On Thu, May 23, 2019 at 7:17 AM Sean Christopherson
<sean.j.christopherson@xxxxxxxxx> wrote:
>
> On Thu, May 23, 2019 at 01:26:28PM +0300, Jarkko Sakkinen wrote:
> > On Wed, May 22, 2019 at 07:35:17PM -0700, Sean Christopherson wrote:
> > > But actually, there's no need to disallow mmap() after ECREATE since the
> > > LSM checks also apply to mmap(), e.g. FILE__EXECUTE would be needed to
> > > mmap() any enclave pages PROT_EXEC. I guess my past self thought mmap()
> > > bypassed LSM checks? The real problem is that mmap()'ng an existing
> > > enclave would require FILE__WRITE and FILE__EXECUTE, which puts us back
> > > at square one.
> >
> > I'm lost with the constraints we want to set.
>
> As is today, SELinux policies would require enclave loaders to have
> FILE__WRITE and FILE__EXECUTE permissions on /dev/sgx/enclave. Presumably
> other LSMs have similar requirements. Requiring all processes to have
> FILE__{WRITE,EXECUTE} permissions means the permissions don't add much
> value, e.g. they can't be used to distinguish between an enclave that is
> being loaded from an unmodified file and an enclave that is being
> generated on the fly, e.g. Graphene.
>
> Looking back at Andy's mail, he was talking about requiring FILE__EXECUTE
> to run an enclave, so perhaps it's only FILE__WRITE that we're trying to
> special case.
>

I thought about this some more, and I have a new proposal that helps
address the ELRANGE alignment issue and the permission issue at the
cost of some extra verbosity. Maybe you all can poke holes in it :)
The basic idea is to make everything more explicit from a user's
perspective. Here's how it works:

Opening /dev/sgx/enclave gives an enclave_fd that, by design, doesn't
give EXECUTE or WRITE. mmap() on the enclave_fd only works if you
pass PROT_NONE and gives the correct alignment. The resulting VMA
cannot be mprotected or mremapped. It can't be mmapped at all until
after ECREATE because the alignment isn't known before that.

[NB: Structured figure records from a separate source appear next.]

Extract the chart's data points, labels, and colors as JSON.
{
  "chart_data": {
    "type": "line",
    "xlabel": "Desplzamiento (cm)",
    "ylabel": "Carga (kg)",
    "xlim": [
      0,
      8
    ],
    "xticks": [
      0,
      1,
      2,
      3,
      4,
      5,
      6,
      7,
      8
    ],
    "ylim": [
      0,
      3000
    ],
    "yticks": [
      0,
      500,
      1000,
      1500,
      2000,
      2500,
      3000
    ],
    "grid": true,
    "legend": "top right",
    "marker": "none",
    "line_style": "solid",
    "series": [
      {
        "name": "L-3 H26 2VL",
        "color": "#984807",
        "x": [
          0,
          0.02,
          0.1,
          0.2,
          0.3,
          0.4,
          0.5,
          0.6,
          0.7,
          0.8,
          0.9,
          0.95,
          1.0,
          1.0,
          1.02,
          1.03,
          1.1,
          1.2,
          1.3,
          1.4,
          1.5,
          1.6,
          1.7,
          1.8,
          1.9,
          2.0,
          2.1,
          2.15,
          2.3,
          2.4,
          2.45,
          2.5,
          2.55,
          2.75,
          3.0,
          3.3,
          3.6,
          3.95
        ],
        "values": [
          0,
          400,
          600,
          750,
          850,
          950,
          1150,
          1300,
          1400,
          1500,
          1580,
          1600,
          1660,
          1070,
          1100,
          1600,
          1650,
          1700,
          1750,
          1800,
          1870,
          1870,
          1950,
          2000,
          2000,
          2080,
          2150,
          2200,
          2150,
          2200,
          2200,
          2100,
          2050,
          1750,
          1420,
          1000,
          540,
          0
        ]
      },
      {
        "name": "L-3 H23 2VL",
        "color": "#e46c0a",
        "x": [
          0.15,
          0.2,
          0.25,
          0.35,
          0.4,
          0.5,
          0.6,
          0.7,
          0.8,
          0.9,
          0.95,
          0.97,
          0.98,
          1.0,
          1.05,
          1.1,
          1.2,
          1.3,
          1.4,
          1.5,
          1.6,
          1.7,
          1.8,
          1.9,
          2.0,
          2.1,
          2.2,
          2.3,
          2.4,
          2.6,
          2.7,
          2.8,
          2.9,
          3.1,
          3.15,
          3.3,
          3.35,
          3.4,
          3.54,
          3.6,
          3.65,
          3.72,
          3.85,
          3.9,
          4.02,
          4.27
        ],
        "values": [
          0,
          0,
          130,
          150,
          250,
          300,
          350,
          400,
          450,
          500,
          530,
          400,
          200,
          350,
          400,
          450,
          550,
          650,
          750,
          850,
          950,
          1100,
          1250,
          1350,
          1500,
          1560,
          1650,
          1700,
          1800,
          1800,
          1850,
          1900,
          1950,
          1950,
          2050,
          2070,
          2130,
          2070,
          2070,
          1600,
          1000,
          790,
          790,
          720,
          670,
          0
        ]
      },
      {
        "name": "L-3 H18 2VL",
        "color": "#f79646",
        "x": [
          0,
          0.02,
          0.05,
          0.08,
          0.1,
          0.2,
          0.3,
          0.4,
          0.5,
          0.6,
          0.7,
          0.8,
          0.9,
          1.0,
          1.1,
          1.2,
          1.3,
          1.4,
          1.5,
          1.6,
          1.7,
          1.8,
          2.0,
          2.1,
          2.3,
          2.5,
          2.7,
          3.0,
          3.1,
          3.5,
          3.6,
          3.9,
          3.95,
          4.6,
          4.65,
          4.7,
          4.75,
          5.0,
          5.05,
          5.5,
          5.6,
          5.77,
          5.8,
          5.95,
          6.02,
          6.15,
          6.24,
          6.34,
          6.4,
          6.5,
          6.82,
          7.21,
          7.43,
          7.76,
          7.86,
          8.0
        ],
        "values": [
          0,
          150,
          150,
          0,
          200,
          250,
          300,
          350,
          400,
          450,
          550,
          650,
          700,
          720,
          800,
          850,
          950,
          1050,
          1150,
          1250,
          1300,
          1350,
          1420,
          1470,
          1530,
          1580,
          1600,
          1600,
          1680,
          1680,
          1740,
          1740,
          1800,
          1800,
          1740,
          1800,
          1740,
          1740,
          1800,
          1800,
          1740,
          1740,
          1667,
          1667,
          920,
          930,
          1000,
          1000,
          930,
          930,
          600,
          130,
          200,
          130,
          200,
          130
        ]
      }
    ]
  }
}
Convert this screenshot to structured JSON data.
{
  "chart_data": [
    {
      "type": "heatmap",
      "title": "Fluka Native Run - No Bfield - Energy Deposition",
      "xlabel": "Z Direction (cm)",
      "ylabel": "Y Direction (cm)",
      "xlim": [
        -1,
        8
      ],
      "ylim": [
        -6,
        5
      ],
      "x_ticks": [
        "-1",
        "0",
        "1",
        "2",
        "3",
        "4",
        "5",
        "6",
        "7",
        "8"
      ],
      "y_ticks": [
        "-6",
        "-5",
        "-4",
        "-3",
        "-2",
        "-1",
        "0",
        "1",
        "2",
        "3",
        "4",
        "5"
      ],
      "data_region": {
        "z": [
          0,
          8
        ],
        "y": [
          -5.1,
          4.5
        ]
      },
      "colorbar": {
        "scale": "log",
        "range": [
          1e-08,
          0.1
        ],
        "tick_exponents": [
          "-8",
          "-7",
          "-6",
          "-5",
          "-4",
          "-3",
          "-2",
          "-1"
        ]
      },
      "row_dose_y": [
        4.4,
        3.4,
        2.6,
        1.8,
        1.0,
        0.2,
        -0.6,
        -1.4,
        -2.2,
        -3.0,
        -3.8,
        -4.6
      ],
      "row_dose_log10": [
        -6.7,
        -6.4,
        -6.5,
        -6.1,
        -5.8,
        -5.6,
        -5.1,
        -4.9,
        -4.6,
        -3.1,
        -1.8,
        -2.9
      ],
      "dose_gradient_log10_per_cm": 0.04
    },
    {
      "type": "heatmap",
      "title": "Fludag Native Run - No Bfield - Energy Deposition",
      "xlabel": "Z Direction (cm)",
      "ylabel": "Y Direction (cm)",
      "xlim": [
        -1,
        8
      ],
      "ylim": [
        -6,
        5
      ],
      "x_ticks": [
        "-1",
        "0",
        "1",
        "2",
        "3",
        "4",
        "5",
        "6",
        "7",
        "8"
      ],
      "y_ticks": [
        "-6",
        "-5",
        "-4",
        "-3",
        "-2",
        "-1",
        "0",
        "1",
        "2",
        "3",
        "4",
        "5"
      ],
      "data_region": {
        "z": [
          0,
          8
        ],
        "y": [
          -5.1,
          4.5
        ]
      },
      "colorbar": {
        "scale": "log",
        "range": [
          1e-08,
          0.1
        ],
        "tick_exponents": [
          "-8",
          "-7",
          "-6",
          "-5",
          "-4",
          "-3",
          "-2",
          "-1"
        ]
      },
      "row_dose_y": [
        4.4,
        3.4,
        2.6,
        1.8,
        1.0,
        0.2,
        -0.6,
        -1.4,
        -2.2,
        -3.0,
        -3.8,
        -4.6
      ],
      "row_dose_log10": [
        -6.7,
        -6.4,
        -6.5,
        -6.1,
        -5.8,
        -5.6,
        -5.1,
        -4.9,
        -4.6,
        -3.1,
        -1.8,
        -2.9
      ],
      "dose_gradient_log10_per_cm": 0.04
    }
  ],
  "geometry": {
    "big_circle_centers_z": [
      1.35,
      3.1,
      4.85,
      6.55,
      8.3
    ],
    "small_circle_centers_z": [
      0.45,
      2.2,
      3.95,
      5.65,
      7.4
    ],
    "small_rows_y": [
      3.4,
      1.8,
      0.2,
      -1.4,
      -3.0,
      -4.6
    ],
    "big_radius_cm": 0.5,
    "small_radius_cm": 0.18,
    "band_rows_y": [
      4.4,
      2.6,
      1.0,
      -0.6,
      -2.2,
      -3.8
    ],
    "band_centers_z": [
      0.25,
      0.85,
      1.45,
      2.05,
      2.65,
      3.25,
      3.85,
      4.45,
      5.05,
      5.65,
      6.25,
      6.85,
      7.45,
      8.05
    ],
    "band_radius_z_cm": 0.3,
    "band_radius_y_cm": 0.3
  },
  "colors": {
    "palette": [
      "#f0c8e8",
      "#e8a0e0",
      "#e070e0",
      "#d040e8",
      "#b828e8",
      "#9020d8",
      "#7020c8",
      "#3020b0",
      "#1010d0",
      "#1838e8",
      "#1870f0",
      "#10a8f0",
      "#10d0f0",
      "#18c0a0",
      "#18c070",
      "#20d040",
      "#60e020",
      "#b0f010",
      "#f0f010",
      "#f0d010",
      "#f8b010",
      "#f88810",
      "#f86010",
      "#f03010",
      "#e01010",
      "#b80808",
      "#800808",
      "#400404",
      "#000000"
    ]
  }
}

Associated with the enclave are a bunch (up to 7) "enclave segment
inodes". These are anon_inodes that are created automagically. An
enclave segment is a group of pages, not necessary contiguous, with an
upper bound on the memory permissions. Each enclave page belongs to a
segment. When you do EADD, you tell the driver what segment you're
adding to. [0] This means that EADD gets an extra argument that is a
permission mask for the page -- in addition to the initial SECINFO,
you also pass to EADD something to the effect of "I promise never to
map this with permissions greater than RX".

Then we just need some way to mmap a region from an enclave segment.
This could be done by having a way to get an fd for an enclave segment
or it could be done by having a new ioctl SGX_IOC_MAP_SEGMENT. User
code would use this operation to replace, MAP_FIXED-style, ranges from
the big PROT_NONE mapping with the relevant pages from the enclave
segment. The resulting vma would only have VM_MAYWRITE if the segment
is W, only have VM_MAYEXEC if the segment is X, and only have
VM_MAYREAD if the segment is R. Depending on implementation details,
the VMAs might need to restrict mremap() to avoid mapping pages that
aren't part of the segment in question.

It's plausible that this whole thing works without the magic segment
inodes under the hood, but figuring that out would need a careful look
at how all the core mm bits and LSM bits work together.

To get all the LSM stuff to work, SELinux will need some way to
automatically assign an appropriate label to the segment inodes. I
assume that such a mechanism already exists and gets used for things
like sockets, but I haven't actually confirmed this.

[0] There needs to be some vaguely intelligent semantics if you EADD
the *same* address more than once. A simple solution would be to
disallow it if the segments don't match.